There are three points defined by their x and y coordinates, find a curve that fits through them exactly.

First, we have three equations with three unknowns, \(A\), \(B\), and \(C\).

\[ \begin{aligned} y_1 &= A + B \cdot x_1 + C \cdot x_1^2\\ y_2 &= A + B \cdot x_2 + C \cdot x_2^2\\ y_3 &= A + B \cdot x_3 + C \cdot x_3^2\\ \end{aligned} \]

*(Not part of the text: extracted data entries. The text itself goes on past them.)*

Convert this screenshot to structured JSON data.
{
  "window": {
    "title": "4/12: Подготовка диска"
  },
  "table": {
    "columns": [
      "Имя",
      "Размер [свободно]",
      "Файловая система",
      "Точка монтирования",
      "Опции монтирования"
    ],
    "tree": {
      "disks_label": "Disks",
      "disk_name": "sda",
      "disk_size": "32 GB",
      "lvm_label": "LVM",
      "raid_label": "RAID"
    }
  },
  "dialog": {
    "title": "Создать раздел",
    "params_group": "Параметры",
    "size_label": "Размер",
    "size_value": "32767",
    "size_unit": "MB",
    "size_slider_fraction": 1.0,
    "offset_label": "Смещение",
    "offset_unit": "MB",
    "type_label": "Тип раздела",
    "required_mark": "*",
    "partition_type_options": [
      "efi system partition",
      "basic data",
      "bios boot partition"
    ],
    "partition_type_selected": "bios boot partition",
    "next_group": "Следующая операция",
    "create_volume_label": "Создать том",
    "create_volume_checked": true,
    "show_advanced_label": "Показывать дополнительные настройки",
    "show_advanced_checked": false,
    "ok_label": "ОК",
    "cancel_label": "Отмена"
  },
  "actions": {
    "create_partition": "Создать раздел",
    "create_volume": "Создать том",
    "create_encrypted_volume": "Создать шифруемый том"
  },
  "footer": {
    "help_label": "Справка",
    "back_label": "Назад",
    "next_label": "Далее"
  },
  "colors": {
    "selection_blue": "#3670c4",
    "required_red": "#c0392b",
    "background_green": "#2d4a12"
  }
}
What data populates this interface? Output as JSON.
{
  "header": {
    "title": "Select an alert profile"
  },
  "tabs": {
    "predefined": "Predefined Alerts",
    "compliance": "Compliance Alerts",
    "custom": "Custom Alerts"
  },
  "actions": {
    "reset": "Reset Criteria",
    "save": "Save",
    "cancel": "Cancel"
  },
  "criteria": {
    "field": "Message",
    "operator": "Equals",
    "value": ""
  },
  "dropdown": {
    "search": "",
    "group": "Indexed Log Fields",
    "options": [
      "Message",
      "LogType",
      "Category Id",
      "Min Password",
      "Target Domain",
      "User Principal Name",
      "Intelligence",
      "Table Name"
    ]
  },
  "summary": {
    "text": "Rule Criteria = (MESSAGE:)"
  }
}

Second, we rewrite the problem in matrix form.

\[ \begin{aligned} \begin{bmatrix} 1 & x_1 & x_1^2 \\ 1 & x_2 & x_2^2 \\ 1 & x_3 & x_3^2 \\ \end{bmatrix} \cdot \begin{bmatrix} A \\ B \\ C \end{bmatrix} & = \begin{bmatrix} y_1 \\ y_2 \\ y_3 \end{bmatrix}\\ \end{aligned} \]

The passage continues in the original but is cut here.